11 Tel fut, à Cana de Galilée, le commencement des signes que Jésus accomplit. Et il manifesta sa gloire, et ses disciples crurent en lui.
Acclamons la Parole de Dieu.
Prière d’ouverture
Seigneur Jésus, d’un grand désir
nous voulons te chercher dans les paroles de l’Écriture,
nous voulons comprendre que tu habites dans les paroles de l’Évangile,
nous voulons comprendre, poussé(e)s par l’Esprit,
ce que tu veux dire, à nous, aujourd’hui.
Nous savons que nous pouvons te trouver et demeurer avec toi[10].
[Carlo Maria Martini, cardinal, Italie : 1927-2012]
Prière des fidèles
* La page du prophète est un message pour Jérusalem mais aussi pour nous aujourd’hui. Dieu nous assure : même si nous avons l’impression qu’il est absent, il ne reste pas « silencieux », il ne reste pas sans agir. Il est à côté de nous. Et nous, avec nos engagements pour la justice, nous pourrons faire la joie de Dieu « comme une jeune mariée fait la joie de son mari ».
* Le poète du psaume nous invite à annoncer le salut que Dieu accomplit dans l’histoire de l’humanité et à raconter « ses merveilles ». Que la liturgie de ce matin et la lecture de la Bible de jour en jour nous aident à découvrir « ses merveilles » dans notre vie. C’est ainsi que notre vie deviendra « un chant nouveau » à l’intérieur de notre communauté et dans nos relations avec les autres.
* A travers la lettre de Paul, nous avons pris conscience, Seigneur, du fait que chacune et chacun de nous a reçu des dons, des dons personnels. Mais l’apôtre nous a aussi appris que nos dons ne sont pas des privilèges. Ils sont des manifestations de l’Esprit, « et cela pour le bien de tous ». Donne-nous la force, Seigneur, pour les mettre – nos dons personnels – au service des autres.

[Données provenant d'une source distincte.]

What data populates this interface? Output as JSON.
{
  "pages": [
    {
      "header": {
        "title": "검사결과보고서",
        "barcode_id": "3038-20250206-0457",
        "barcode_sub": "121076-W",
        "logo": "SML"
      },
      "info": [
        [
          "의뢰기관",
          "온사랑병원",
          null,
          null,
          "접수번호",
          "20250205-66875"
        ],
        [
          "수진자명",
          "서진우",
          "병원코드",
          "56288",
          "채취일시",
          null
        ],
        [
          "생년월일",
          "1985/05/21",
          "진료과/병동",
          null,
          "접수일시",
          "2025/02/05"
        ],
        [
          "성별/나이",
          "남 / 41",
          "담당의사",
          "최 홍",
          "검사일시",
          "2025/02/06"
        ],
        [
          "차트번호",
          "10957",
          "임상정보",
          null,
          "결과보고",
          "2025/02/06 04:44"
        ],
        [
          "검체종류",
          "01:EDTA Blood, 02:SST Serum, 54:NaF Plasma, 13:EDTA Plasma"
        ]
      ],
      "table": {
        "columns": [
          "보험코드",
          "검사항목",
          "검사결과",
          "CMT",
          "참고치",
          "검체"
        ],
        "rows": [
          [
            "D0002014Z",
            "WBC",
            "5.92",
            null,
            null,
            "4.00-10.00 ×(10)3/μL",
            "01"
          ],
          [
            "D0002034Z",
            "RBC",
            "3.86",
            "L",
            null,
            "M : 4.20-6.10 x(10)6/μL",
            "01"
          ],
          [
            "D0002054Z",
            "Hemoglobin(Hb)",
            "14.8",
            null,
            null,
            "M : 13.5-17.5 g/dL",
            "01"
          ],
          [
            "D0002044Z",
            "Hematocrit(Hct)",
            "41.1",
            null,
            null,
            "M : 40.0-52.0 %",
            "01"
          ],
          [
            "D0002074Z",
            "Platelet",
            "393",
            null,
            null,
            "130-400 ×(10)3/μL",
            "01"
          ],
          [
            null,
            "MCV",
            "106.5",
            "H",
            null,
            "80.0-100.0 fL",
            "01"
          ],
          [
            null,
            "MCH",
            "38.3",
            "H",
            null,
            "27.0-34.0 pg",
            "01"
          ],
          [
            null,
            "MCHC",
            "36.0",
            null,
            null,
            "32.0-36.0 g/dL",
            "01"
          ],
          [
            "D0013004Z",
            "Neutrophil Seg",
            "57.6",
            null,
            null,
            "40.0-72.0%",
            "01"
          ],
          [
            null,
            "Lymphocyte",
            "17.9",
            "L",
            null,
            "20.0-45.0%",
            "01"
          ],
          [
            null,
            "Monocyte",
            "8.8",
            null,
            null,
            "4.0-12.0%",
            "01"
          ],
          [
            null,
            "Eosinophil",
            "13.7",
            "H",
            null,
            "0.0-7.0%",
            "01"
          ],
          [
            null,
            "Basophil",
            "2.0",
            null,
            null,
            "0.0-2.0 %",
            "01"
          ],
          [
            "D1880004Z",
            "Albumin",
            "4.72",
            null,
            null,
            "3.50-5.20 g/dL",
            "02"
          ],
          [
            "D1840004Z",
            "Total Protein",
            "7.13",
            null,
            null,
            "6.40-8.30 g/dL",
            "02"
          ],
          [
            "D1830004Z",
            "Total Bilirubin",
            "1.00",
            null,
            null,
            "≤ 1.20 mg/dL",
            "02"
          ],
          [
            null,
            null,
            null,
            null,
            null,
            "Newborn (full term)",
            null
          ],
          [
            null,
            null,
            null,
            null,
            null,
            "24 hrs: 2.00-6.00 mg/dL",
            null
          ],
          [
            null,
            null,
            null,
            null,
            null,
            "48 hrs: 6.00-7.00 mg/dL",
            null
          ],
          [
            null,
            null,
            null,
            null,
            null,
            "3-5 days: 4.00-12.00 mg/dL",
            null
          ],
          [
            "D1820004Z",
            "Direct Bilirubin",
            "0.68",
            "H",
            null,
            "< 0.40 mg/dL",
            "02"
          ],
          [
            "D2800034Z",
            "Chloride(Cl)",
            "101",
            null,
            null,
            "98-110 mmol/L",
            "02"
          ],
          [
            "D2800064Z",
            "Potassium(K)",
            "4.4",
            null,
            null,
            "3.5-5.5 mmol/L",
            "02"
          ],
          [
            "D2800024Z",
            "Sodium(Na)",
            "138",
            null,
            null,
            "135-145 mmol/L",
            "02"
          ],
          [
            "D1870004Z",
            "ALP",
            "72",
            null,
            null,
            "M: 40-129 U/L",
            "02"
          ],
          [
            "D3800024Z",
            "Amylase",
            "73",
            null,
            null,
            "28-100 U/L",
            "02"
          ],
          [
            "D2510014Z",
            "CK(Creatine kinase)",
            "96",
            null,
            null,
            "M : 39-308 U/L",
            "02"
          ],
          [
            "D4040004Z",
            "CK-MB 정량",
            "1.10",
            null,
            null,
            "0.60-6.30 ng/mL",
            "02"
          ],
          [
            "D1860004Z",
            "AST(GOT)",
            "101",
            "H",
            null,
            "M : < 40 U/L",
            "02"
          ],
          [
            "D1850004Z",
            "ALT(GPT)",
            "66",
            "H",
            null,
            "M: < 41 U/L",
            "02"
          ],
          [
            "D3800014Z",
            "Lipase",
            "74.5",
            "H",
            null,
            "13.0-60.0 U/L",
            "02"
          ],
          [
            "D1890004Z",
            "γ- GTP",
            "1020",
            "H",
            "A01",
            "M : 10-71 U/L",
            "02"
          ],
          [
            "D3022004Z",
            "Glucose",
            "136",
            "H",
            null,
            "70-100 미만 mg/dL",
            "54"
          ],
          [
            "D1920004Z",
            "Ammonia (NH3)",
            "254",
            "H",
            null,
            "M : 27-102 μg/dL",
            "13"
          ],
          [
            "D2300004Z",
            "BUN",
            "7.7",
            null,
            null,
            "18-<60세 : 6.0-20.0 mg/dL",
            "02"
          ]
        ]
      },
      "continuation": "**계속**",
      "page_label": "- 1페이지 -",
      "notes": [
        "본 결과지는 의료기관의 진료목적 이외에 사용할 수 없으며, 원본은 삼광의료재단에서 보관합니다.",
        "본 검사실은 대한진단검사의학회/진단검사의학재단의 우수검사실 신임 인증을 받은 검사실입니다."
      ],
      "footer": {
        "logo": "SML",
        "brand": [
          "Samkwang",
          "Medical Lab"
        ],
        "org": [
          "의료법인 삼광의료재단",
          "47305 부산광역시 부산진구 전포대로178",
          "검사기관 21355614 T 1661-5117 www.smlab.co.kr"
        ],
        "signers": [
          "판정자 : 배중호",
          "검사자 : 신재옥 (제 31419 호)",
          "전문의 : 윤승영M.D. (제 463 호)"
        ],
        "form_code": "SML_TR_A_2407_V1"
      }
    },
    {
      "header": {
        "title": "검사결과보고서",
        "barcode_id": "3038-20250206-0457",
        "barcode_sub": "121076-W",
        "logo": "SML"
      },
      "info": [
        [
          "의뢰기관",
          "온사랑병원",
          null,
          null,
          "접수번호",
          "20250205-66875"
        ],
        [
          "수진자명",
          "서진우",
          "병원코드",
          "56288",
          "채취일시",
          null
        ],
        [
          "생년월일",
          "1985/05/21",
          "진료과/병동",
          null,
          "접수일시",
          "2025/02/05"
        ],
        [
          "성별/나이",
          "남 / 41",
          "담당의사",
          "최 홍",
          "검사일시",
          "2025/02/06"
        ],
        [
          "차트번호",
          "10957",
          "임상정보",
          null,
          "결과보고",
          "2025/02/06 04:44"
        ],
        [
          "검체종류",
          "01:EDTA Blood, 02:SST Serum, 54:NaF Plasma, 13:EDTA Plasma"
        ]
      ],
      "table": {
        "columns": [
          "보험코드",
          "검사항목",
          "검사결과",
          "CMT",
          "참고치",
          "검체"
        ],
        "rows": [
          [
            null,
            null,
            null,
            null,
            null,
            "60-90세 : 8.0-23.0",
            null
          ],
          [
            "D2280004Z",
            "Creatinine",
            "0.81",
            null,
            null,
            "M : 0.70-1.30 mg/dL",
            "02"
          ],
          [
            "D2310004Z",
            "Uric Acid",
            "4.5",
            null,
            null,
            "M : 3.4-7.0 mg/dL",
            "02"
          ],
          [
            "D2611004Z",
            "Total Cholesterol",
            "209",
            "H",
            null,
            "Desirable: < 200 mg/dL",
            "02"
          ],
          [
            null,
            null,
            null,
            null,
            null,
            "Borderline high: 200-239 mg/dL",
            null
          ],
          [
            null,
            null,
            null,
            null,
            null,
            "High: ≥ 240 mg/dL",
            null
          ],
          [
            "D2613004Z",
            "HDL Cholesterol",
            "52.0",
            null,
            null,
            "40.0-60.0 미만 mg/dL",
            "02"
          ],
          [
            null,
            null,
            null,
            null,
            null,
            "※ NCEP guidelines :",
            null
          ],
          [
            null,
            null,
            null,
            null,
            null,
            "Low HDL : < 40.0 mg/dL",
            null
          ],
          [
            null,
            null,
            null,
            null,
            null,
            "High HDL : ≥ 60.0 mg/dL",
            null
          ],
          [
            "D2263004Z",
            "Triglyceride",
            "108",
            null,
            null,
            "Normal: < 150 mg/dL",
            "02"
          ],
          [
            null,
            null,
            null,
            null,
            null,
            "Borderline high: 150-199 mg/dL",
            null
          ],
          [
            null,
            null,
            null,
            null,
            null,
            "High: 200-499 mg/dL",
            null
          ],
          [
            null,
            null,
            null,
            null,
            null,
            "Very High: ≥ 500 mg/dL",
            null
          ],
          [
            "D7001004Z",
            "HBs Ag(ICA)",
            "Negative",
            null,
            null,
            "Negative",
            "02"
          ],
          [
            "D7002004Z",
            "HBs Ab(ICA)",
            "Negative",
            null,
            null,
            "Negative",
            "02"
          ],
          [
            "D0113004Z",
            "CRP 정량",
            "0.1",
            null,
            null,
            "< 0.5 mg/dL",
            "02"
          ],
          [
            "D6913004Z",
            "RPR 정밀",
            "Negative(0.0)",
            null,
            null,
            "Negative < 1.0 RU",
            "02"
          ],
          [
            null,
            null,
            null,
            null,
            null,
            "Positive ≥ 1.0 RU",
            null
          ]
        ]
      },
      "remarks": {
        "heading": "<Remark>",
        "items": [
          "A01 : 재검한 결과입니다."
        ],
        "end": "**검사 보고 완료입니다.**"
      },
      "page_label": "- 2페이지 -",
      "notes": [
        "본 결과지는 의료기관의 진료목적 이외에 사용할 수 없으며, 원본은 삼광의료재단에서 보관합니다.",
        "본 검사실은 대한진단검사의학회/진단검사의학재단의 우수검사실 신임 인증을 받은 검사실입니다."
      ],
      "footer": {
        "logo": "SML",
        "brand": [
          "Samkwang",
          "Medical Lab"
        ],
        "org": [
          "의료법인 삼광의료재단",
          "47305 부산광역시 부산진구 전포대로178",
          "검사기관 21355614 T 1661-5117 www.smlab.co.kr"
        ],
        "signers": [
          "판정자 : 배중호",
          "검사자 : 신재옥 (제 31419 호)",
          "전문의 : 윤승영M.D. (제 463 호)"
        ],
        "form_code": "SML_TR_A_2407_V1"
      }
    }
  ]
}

* L’Évangile nous pousse à laisser tomber une religiosité faite de « rites de purification ». Dieu n’a pas besoin de ces rites. Jésus, qui les a connus dans sa jeunesse à l’intérieur de l’hébraïsme, les a rendus totalement inutiles, il les a laissés tomber pour faire place à une nouvelle relation avec Dieu : une relation d’amour. Donne-nous, Seigneur Jésus, de nous laisser fasciner par ce Dieu que nous pouvons – tout simplement – aimer.
[1] Cf. P.-E. Bonnard, Le Second Isaïe, son disciple et leurs éditeurs. Isaïe 40-66, Gabalda, Paris, 1972, p. 401ss.
[2] Pour cette traduction qui modifie légèrement le terme hébreu, cf. A. Mello, Isaia. Introduzione, traduzione e commento, San Paolo, Cinisello Balsamo (Milano), 2012, p. 416s. Pour la traduction du texte hébreu, cf. D. Barthélemy, Critique textuelle de l’Ancien Testament. Tome 2. Isaïe, Jérémie, Lamentations, Éditions universitaires – Vandenhoeck & Ruprecht, Fribourg – Göttingen, 1986, p. 428s.
[3] Cf. G. Ravasi, Il libro dei salmi. Commento e attualizzazione, vol. II (51-100), EDB, Bologna, 2015, p. 996.
[4] Cf. F.-L. Hossfeld, Psalm 96, dans F.-L. Hossfeld – E. Zenger, Psalmen 51-100, Herder, Freiburg – Basel – Wien, 2007, p. 666ss.
[5] Ainsi J.-L. Vesco, Le psautier de David traduit et commenté, Cerf, Paris, 2006, p. 904.
[6] Cf. G. Barbaglio, La prima lettera ai Corinti, EDB, Bologna, 1996, p. 653.
[7] Cf. G. Barbaglio, La prima lettera ai Corinti, EDB, Bologna, 1996, p. 660.
[8] Francesco, La luce della Parola. Il Vangelo di Giovanni letto dal Papa, Castelvecchi, Roma, 2016, p. 32.
[9] Ainsi nous dit le pape François dans le même commentaire à notre lecture. Cf. Ibid., p. 33.
[10] C. M. Martini, Invocare il Padre. Preghiere, EDB, Bologna, 2012, p. 51.